The Coptic Synaxarian calls Peter "head of the apostles." [PO. 16:313].
A notice for the feast of Ss. Peter and Paul on 5 Abib, or June 29, reads:
"...when [the Lord] chose Peter, He made him first of the disciples..........Then the Lord gave him the best part, established him as cornerstone of the Church....." [PO 17:622-3].
The Coptic Synaxarian commemorates Peter's confession on 7 Mesore, or July 31 and says:
"....Peter became the head of the disciples, and lieutenant [sic] at Rome, for the authority over all the heads of the world...." [PO 17:710].
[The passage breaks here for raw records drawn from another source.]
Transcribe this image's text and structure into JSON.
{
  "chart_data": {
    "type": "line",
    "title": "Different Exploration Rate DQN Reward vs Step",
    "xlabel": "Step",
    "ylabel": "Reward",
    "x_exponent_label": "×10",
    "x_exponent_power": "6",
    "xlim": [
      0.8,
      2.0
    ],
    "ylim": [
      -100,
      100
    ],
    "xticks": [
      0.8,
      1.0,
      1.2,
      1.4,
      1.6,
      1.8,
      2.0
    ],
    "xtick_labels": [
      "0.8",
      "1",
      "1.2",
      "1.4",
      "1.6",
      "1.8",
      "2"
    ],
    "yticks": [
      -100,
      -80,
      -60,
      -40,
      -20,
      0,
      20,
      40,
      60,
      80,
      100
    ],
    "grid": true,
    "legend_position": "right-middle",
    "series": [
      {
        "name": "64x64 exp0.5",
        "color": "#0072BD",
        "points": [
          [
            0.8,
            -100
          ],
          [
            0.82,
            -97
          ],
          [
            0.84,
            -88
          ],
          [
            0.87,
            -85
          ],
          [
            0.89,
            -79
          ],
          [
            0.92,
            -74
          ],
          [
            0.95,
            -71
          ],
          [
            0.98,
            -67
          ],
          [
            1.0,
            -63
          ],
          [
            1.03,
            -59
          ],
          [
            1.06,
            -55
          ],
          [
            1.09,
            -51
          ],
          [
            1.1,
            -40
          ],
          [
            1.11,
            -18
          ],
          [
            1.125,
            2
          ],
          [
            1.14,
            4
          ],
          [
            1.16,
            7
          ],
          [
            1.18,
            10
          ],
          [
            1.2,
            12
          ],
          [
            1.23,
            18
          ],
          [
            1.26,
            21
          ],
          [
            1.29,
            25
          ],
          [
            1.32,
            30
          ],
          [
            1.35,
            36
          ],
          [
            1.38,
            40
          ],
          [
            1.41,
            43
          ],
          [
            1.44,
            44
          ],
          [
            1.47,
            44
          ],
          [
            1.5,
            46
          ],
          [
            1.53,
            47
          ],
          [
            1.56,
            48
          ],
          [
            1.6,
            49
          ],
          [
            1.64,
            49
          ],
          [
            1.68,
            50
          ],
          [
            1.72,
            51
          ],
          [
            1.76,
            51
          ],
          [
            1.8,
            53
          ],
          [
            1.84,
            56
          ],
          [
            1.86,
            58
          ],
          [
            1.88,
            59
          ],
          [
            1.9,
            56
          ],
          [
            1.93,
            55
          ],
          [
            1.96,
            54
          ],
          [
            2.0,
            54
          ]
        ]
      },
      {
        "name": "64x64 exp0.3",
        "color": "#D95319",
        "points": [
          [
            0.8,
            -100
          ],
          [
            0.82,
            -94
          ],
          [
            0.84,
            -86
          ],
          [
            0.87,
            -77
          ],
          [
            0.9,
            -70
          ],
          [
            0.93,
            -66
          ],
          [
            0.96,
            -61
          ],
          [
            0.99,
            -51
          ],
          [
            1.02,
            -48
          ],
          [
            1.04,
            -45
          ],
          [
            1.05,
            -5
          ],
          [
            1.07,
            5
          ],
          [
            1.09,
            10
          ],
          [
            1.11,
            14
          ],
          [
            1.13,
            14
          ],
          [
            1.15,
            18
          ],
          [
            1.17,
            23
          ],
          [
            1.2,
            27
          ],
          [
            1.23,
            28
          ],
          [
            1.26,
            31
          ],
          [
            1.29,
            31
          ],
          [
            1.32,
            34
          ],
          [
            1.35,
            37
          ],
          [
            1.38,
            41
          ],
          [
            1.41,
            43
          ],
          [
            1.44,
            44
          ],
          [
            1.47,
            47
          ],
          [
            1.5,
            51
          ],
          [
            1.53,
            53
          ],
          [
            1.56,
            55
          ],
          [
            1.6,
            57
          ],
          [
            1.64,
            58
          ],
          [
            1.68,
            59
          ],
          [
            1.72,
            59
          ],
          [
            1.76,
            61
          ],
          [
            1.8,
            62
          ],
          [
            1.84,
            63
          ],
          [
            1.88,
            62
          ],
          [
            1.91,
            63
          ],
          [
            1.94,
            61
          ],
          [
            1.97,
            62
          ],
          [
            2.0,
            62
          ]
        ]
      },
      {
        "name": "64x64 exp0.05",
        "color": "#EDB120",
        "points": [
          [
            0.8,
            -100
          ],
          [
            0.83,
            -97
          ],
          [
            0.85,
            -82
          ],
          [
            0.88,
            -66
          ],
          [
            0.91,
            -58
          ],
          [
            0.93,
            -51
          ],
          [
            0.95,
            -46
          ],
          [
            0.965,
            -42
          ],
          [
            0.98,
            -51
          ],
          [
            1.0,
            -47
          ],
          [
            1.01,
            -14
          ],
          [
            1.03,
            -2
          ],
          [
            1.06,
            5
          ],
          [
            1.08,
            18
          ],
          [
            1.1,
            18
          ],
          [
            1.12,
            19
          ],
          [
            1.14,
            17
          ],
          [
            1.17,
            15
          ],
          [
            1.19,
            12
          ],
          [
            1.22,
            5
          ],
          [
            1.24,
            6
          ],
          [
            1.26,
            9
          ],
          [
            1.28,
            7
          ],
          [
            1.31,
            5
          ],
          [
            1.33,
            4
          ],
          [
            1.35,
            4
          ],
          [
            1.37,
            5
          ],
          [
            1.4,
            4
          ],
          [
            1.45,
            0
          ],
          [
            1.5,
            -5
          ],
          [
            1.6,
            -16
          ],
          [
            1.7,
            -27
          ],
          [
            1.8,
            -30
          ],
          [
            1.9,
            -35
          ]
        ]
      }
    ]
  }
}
The Ethiopian Synaxarian commorates St. Peter on 7 Nahase [August 13] and refers to him as "head of the apostles.....He [Peter] is established over all the princes of the world, the patriarchs, metropolitans, bishops, priests, deacons, and the entire priestly clerical order..." [PO 9:291-2].
PETER AND PAUL
In the tradition of the Church, Saints Peter and Paul enjoy a certain distinction within the apostolic choir: they are leaders or "chiefest" of the apostles. Several fathers use this language; for example Venantius Fortunatus, the Latin hymnographer, proclaimed:
"[Paul] was more learned in his admonitions; [Peter] was higher in rank......the one opens the way to heaven by his teachings, the other by the key." [Miscellanea III, 7. PL 88:126].
Peter was prince by virtue of the key; Paul was also first by his teaching. [Miscellanea IX, 2. PL 88:299].
There are also many testimonies to Saint Peter's primacy in the Syriac liturgies, but that will have to wait for another day. He is also given primacy in west Syrian liturgies.
"The right of using this authority passed on to the other apostles, but what is intimated to all is, not without reason, commended to one. For this [authority] is singularly entrusted to Peter, because the form of Peter is set before all the rulers of the Church. The priviledge of Peter remains, therefore, wherever judgement is passed through his equity, nor is there excessive severity or remission where nothing shall be bound, nothing loosed, what Blessed Peter shall have either bound or loosed." [Sermon 83: PL 54:430].
The Greek Church celebrated the feast of the chains of St. Peter on January 16. The text venerates Peter as the coryphaeus, "rock of the faith," "key bearer," protothrone," and "law-giver, shepherd and teacher of Christ's flock." [Menaion, Athens 1979, January, 138-45].
Note: According to Liddell and Scott, a standard Greek lexicon, the term "coryphaeus" or "koruphaios," comes from Attic drama and "refers to the leader of the chorus, and means "foremost man, leader, chief." [Oxford University Press 1933, s.v.].
Texts for the feast of Ss. Peter and Paul, on June 29, refer to Peter as the leader [prostates] of the Church, the "great president," to whom Christ "entrusted the helm of the Church." [Pitra, LXXIII, LXXVI].
Texts for the commoration of all the apostles, on June 30, call Peter the "foundation of all the faithful," exarch of the apostles," and "divine and sacred head." [Ed. J.B. Pitra, op. cit., XIII, XVII].
A tenth century Byzantine Menology, published by B. Latysev, is strikingly reminiscent of the thinking of St. John Chrysostomos. On June 29, feast of saints Peter and Paul, it has the following notice about St. Peter, alluding to his fall and restoration:
"...and see, he learns to be patient to sinners, and he received simply the diocese of the whole world..."[Menologii Anonymi Byzantini Saeculi X Quae Supersunt, Petropolis, 1911-1912. Fasc. II, 115].
An Armenian Synaxarion attributed to to Catholicos Gregory VII of Anawarza [c.1300] commemorates, on 9 Aratz [January 6], a feast in honor of the chains of Peter, "head" of the apostles and rock of the Church." The Gregorian Synaxiarian calls Peter "head of the apostles."[PO 19:46, 734].
An Egyptian source from the early seventh century remarks that God made a promise, "saying to the chosen one and head of the apostles," Peter: "Thou art a rock, and upon it I shall build my church." [Chronicle of Michael the Syrian, Bk X, 26. Ed. J. Chabot, 2:284].